Dass in der Gruppe F an guten Tagen durchaus etwas zu holen ist, wissen die Grazer seit dem 1:0-Sieg gegen Midtjylland. Dass die Dänen im Spiel darauf den kommenden Sturm-Gegner Lazio mit einem 5:1 nach Rom retour schickten, dürfte diese Meinung verfestigen. „Es haben alle drei Punkte“, sagte Gregory Wüthrich. „Wir werden wegen eines Spieles jetzt sicher nicht den Kopf hängen lassen“, betonte der Abwehrchef. „Wir werden die Fehler korrigieren und weitermachen.“
Emegha-Verletzung schmerzt
Sorgen bereitet Trainer Ilzer allerdings die Situation im Angriff. Emegha, der die von Rasmus Höjlund verkörperten Attribute „Wucht“ und „Tiefgang“ laut Ilzer immer besser verkörpere, zog sich bei einem Zweikampf mit ÖFB-Verteidiger Gernot Trauner eine Verletzung am Schultereckgelenk zu. Eine MR-Untersuchung soll feststellen, ob der Niederländer mit konservativer Therapie um eine OP herumkommt. Trauner entschuldigte sich danach artig: „Es tut mir wirklich leid, dass eine Verletzung passiert ist. Ich hoffe, es ist nicht zu schwer.“
Emegha fällt verletzt aus
Nach einem Zweikampf mit Gernot Trauner verletzt sich Emanuel Emegha an der Schulter und muss in der 14. Minute ausgewechselt werden.

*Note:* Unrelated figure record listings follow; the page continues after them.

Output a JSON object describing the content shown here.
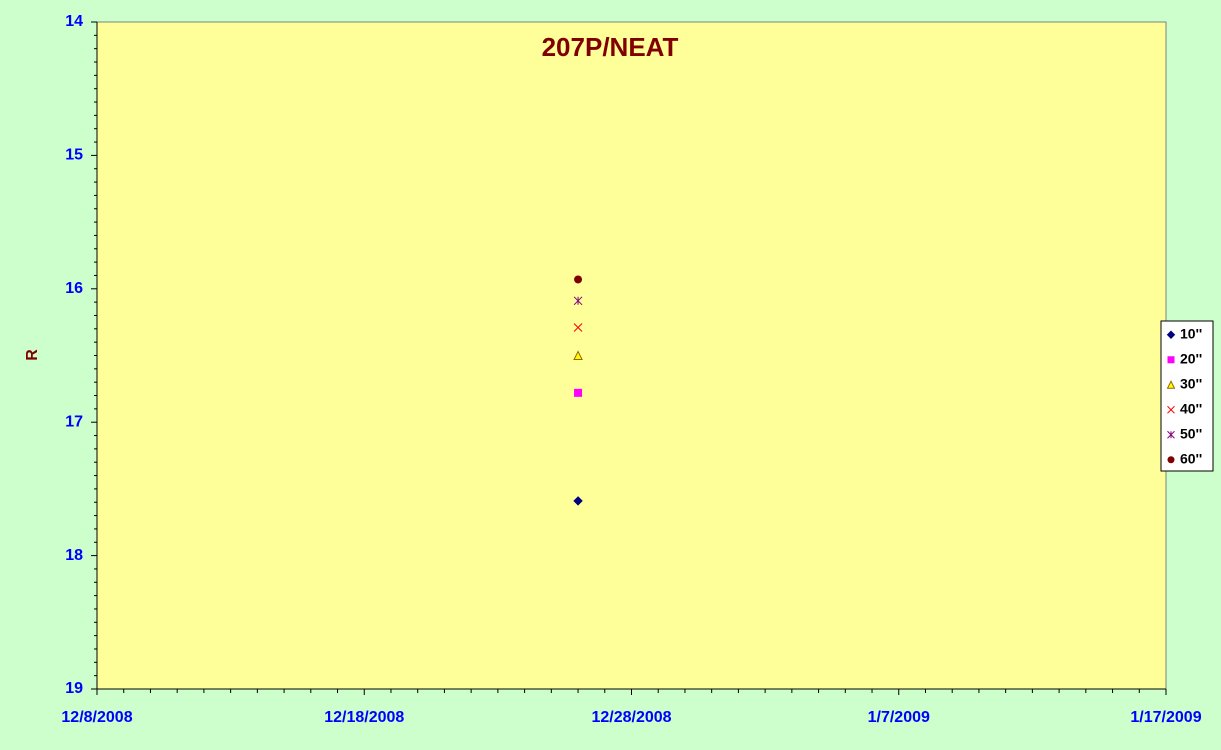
{
  "chart_data": {
    "type": "scatter",
    "title": "207P/NEAT",
    "y_label": "R",
    "x": [
      "2008-12-26"
    ],
    "series": [
      {
        "name": "10''",
        "color": "#000080",
        "marker": "diamond",
        "values": [
          17.59
        ]
      },
      {
        "name": "20''",
        "color": "#ff00ff",
        "marker": "square",
        "values": [
          16.78
        ]
      },
      {
        "name": "30''",
        "color": "#ffff00",
        "marker": "triangle",
        "values": [
          16.5
        ]
      },
      {
        "name": "40''",
        "color": "#ff0000",
        "marker": "x",
        "values": [
          16.29
        ]
      },
      {
        "name": "50''",
        "color": "#800080",
        "marker": "star",
        "values": [
          16.09
        ]
      },
      {
        "name": "60''",
        "color": "#800000",
        "marker": "circle",
        "values": [
          15.93
        ]
      }
    ],
    "xlim": [
      "2008-12-08",
      "2009-01-17"
    ],
    "xticks": [
      {
        "value": "2008-12-08",
        "label": "12/8/2008"
      },
      {
        "value": "2008-12-18",
        "label": "12/18/2008"
      },
      {
        "value": "2008-12-28",
        "label": "12/28/2008"
      },
      {
        "value": "2009-01-07",
        "label": "1/7/2009"
      },
      {
        "value": "2009-01-17",
        "label": "1/17/2009"
      }
    ],
    "ylim": [
      14,
      19
    ],
    "yticks": [
      14,
      15,
      16,
      17,
      18,
      19
    ],
    "y_reversed": true,
    "grid": false,
    "legend": "right"
  }
}
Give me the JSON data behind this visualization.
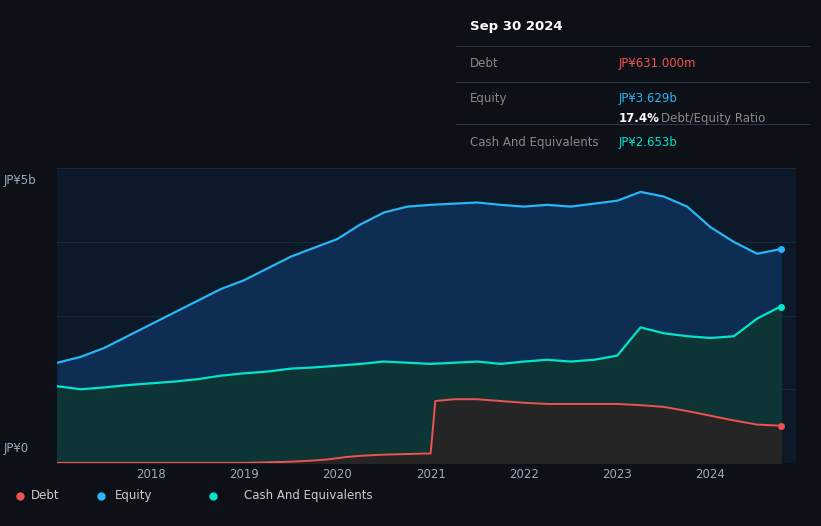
{
  "background_color": "#0d1117",
  "plot_bg_color": "#0b1929",
  "title_box": {
    "date": "Sep 30 2024",
    "debt_label": "Debt",
    "debt_value": "JP¥631.000m",
    "equity_label": "Equity",
    "equity_value": "JP¥3.629b",
    "ratio": "17.4%",
    "ratio_label": "Debt/Equity Ratio",
    "cash_label": "Cash And Equivalents",
    "cash_value": "JP¥2.653b"
  },
  "y_label_top": "JP¥5b",
  "y_label_bottom": "JP¥0",
  "x_ticks": [
    "2018",
    "2019",
    "2020",
    "2021",
    "2022",
    "2023",
    "2024"
  ],
  "x_tick_pos": [
    2018,
    2019,
    2020,
    2021,
    2022,
    2023,
    2024
  ],
  "equity_color": "#29b6f6",
  "equity_fill": "#0d2d52",
  "cash_color": "#00e5cc",
  "cash_fill": "#0d3535",
  "debt_color": "#ef5350",
  "debt_fill": "#252525",
  "legend_items": [
    {
      "label": "Debt",
      "color": "#ef5350"
    },
    {
      "label": "Equity",
      "color": "#29b6f6"
    },
    {
      "label": "Cash And Equivalents",
      "color": "#00e5cc"
    }
  ],
  "equity_data": {
    "x": [
      2017.0,
      2017.25,
      2017.5,
      2017.75,
      2018.0,
      2018.25,
      2018.5,
      2018.75,
      2019.0,
      2019.25,
      2019.5,
      2019.75,
      2020.0,
      2020.25,
      2020.5,
      2020.75,
      2021.0,
      2021.25,
      2021.5,
      2021.75,
      2022.0,
      2022.25,
      2022.5,
      2022.75,
      2023.0,
      2023.25,
      2023.5,
      2023.75,
      2024.0,
      2024.25,
      2024.5,
      2024.75
    ],
    "y": [
      1.7,
      1.8,
      1.95,
      2.15,
      2.35,
      2.55,
      2.75,
      2.95,
      3.1,
      3.3,
      3.5,
      3.65,
      3.8,
      4.05,
      4.25,
      4.35,
      4.38,
      4.4,
      4.42,
      4.38,
      4.35,
      4.38,
      4.35,
      4.4,
      4.45,
      4.6,
      4.52,
      4.35,
      4.0,
      3.75,
      3.55,
      3.629
    ]
  },
  "cash_data": {
    "x": [
      2017.0,
      2017.25,
      2017.5,
      2017.75,
      2018.0,
      2018.25,
      2018.5,
      2018.75,
      2019.0,
      2019.25,
      2019.5,
      2019.75,
      2020.0,
      2020.25,
      2020.5,
      2020.75,
      2021.0,
      2021.25,
      2021.5,
      2021.75,
      2022.0,
      2022.25,
      2022.5,
      2022.75,
      2023.0,
      2023.25,
      2023.5,
      2023.75,
      2024.0,
      2024.25,
      2024.5,
      2024.75
    ],
    "y": [
      1.3,
      1.25,
      1.28,
      1.32,
      1.35,
      1.38,
      1.42,
      1.48,
      1.52,
      1.55,
      1.6,
      1.62,
      1.65,
      1.68,
      1.72,
      1.7,
      1.68,
      1.7,
      1.72,
      1.68,
      1.72,
      1.75,
      1.72,
      1.75,
      1.82,
      2.3,
      2.2,
      2.15,
      2.12,
      2.15,
      2.45,
      2.653
    ]
  },
  "debt_data": {
    "x": [
      2017.0,
      2017.25,
      2017.5,
      2017.75,
      2018.0,
      2018.25,
      2018.5,
      2018.75,
      2019.0,
      2019.25,
      2019.5,
      2019.75,
      2019.9,
      2020.0,
      2020.1,
      2020.25,
      2020.5,
      2020.75,
      2021.0,
      2021.05,
      2021.25,
      2021.5,
      2021.75,
      2022.0,
      2022.25,
      2022.5,
      2022.75,
      2023.0,
      2023.25,
      2023.5,
      2023.75,
      2024.0,
      2024.25,
      2024.5,
      2024.75
    ],
    "y": [
      0.0,
      0.0,
      0.0,
      0.0,
      0.0,
      0.0,
      0.0,
      0.0,
      0.0,
      0.01,
      0.02,
      0.04,
      0.06,
      0.08,
      0.1,
      0.12,
      0.14,
      0.15,
      0.16,
      1.05,
      1.08,
      1.08,
      1.05,
      1.02,
      1.0,
      1.0,
      1.0,
      1.0,
      0.98,
      0.95,
      0.88,
      0.8,
      0.72,
      0.65,
      0.631
    ]
  },
  "ylim": [
    0,
    5.0
  ],
  "xlim": [
    2017.0,
    2024.92
  ],
  "grid_color": "#1e2d3d",
  "grid_y": [
    0,
    1.25,
    2.5,
    3.75,
    5.0
  ]
}
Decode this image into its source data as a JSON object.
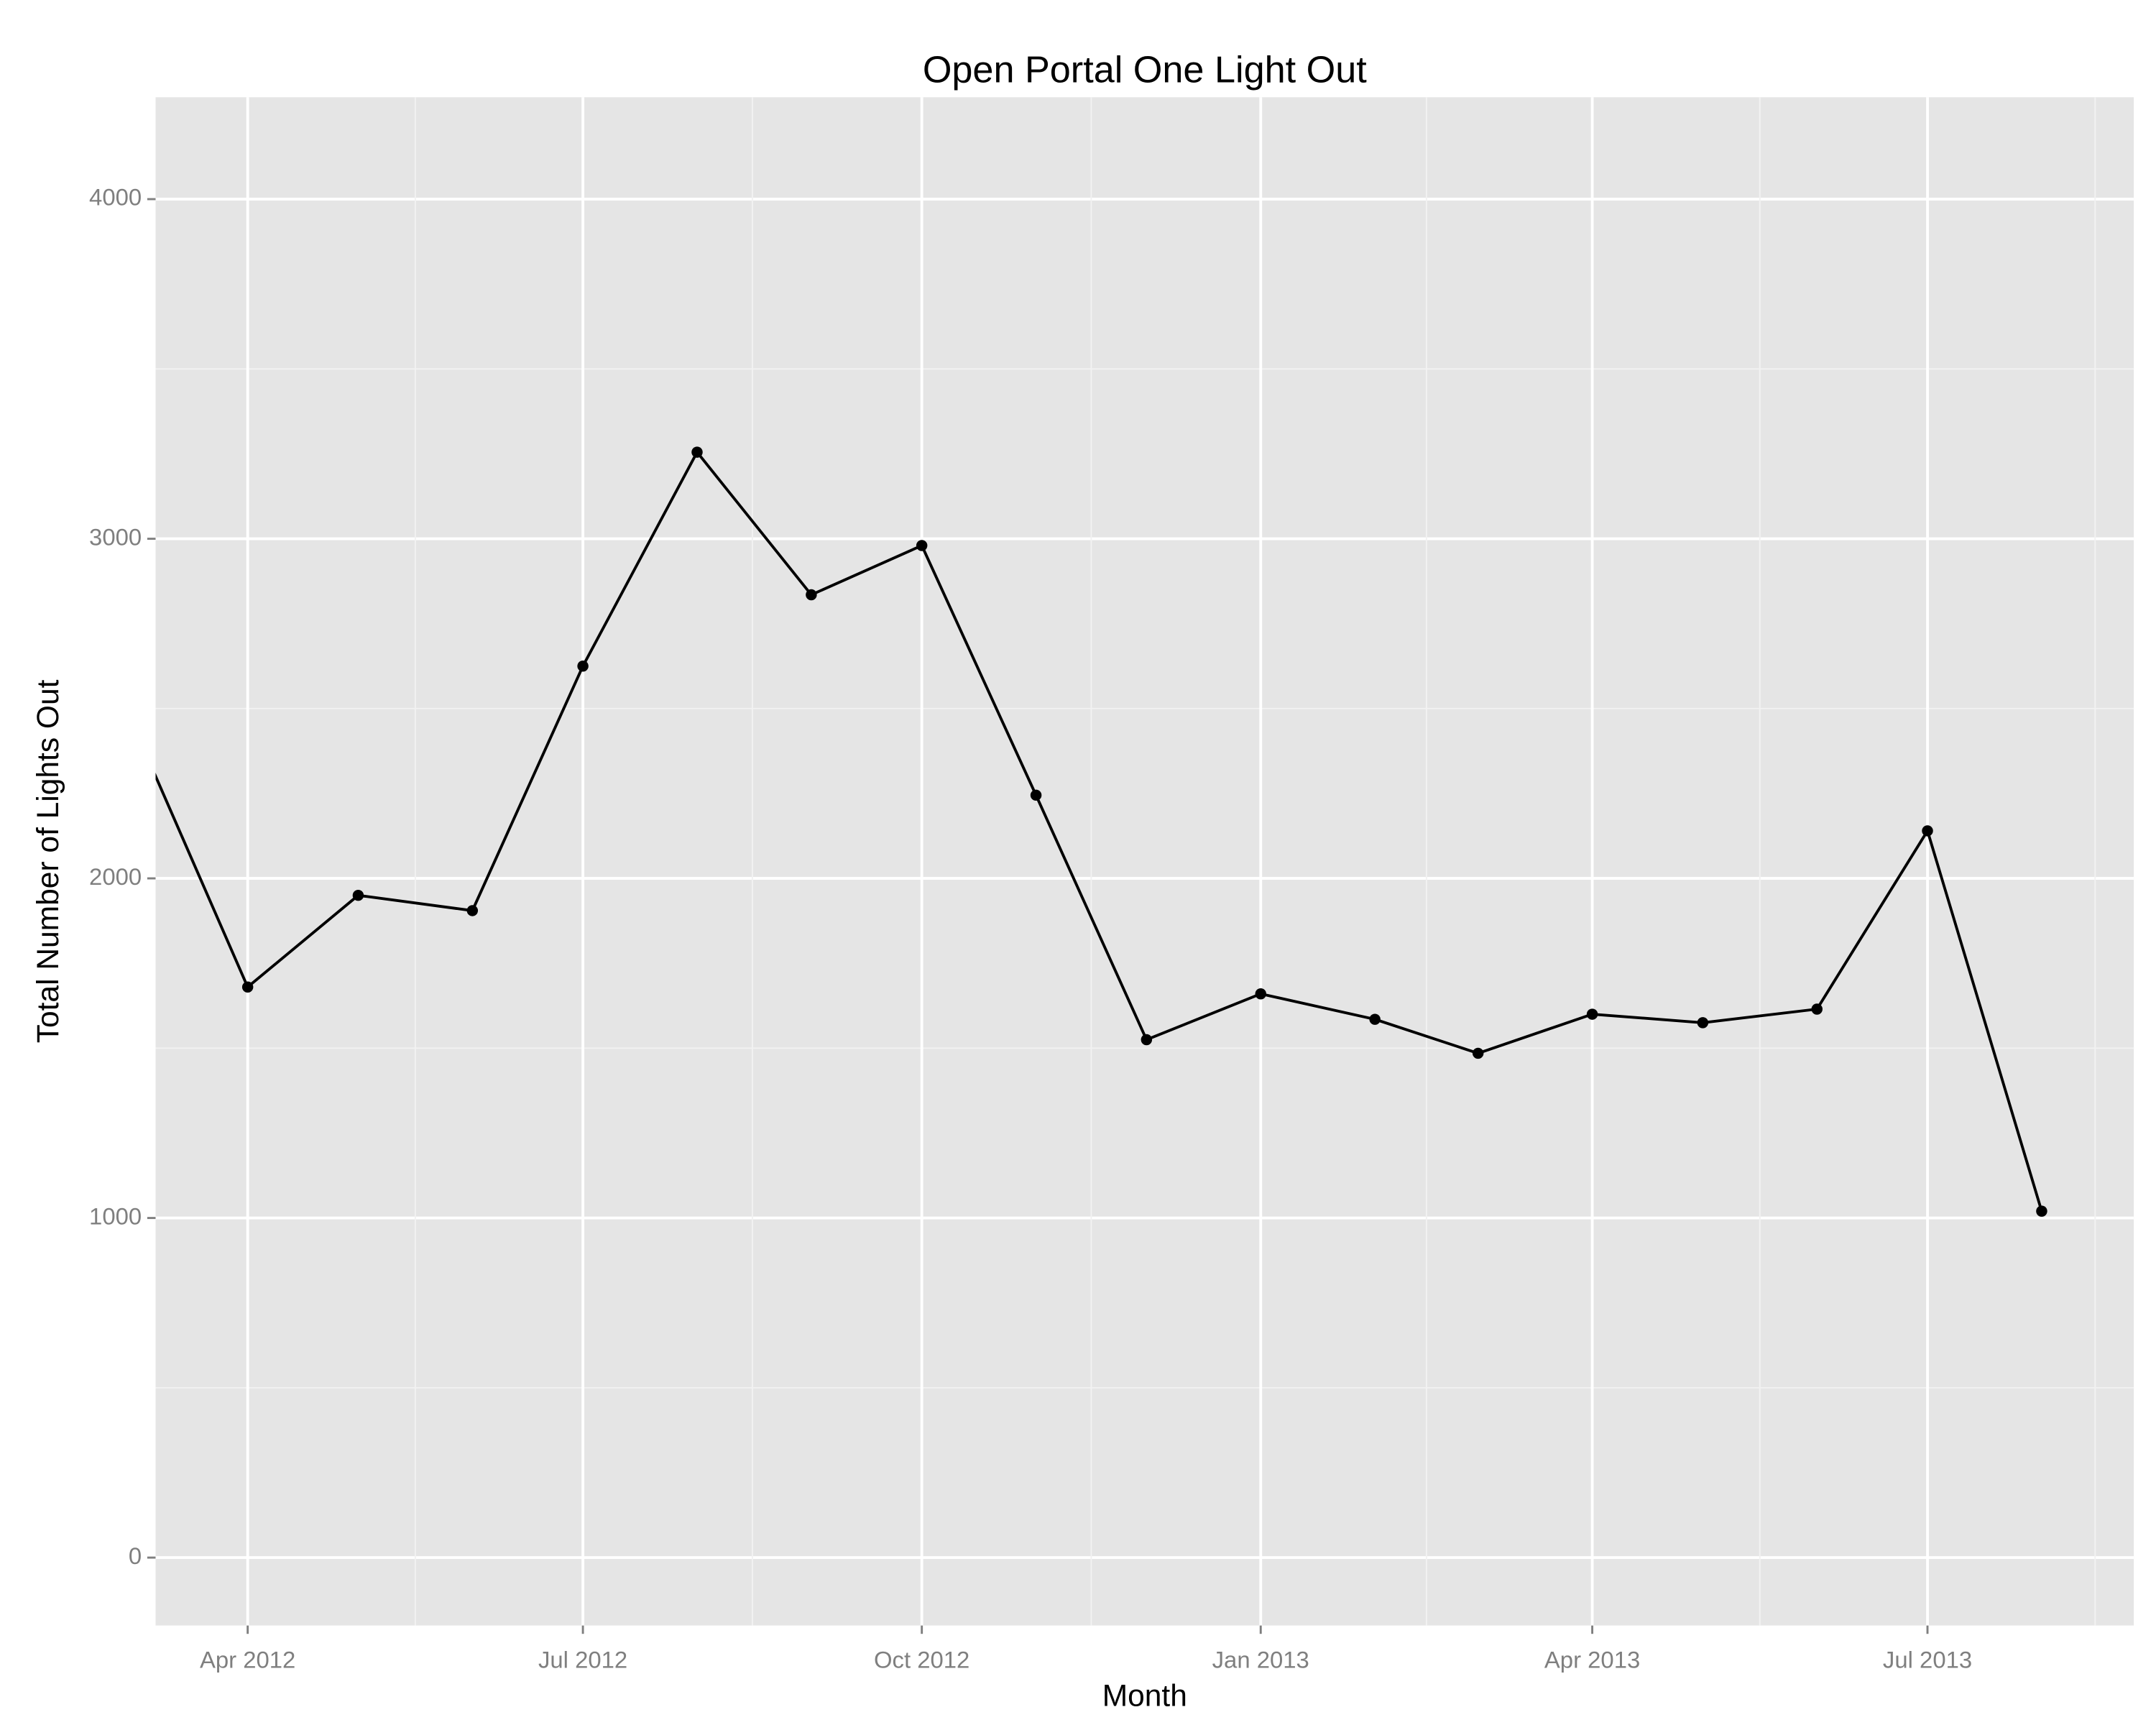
{
  "chart_data": {
    "type": "line",
    "title": "Open Portal One Light Out",
    "x_label": "Month",
    "y_label": "Total Number of Lights Out",
    "x": [
      "2012-03",
      "2012-04",
      "2012-05",
      "2012-06",
      "2012-07",
      "2012-08",
      "2012-09",
      "2012-10",
      "2012-11",
      "2012-12",
      "2013-01",
      "2013-02",
      "2013-03",
      "2013-04",
      "2013-05",
      "2013-06",
      "2013-07",
      "2013-08"
    ],
    "series": [
      {
        "name": "Lights Out",
        "color": "#000000",
        "values": [
          2450,
          1680,
          1950,
          1905,
          2625,
          3255,
          2835,
          2980,
          2245,
          1525,
          1660,
          1585,
          1485,
          1600,
          1575,
          1615,
          2140,
          1020
        ]
      }
    ],
    "xlim": [
      "2012-03-07",
      "2013-08-26"
    ],
    "xticks": [
      {
        "value": "2012-04-01",
        "label": "Apr 2012"
      },
      {
        "value": "2012-07-01",
        "label": "Jul 2012"
      },
      {
        "value": "2012-10-01",
        "label": "Oct 2012"
      },
      {
        "value": "2013-01-01",
        "label": "Jan 2013"
      },
      {
        "value": "2013-04-01",
        "label": "Apr 2013"
      },
      {
        "value": "2013-07-01",
        "label": "Jul 2013"
      }
    ],
    "ylim": [
      -200,
      4300
    ],
    "yticks": [
      0,
      1000,
      2000,
      3000,
      4000
    ],
    "grid": true,
    "background": "#e5e5e5"
  }
}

Ohne Emegha fehlten Sturm wichtige Facetten. „Wir haben gemerkt, dass wir dann keine Tiefe mehr hatten und diese Aggressivität in der ersten Linie nicht mehr bringen konnten“, sagte Ilzer. In der Suche nach Alternativen wirkte der Trainer im ersten Moment noch relativ ratlos, zumal der spät zum Team gestoßene Albian Ajeti „noch weit weg von Matchfitness“ sei.
Deshalb werde es in den kommenden Stunden gewiss „rattern im Kopf des Trainers“, so Ilzer. Er durfte immerhin Otar Kiteishvili in der zweiten Hälfte nach langer Verletzungspause einwechseln. Dass nach dem Heimspiel gegen Lustenau eine Länderspielpause ansteht, wird die Steirer dennoch wenig stören.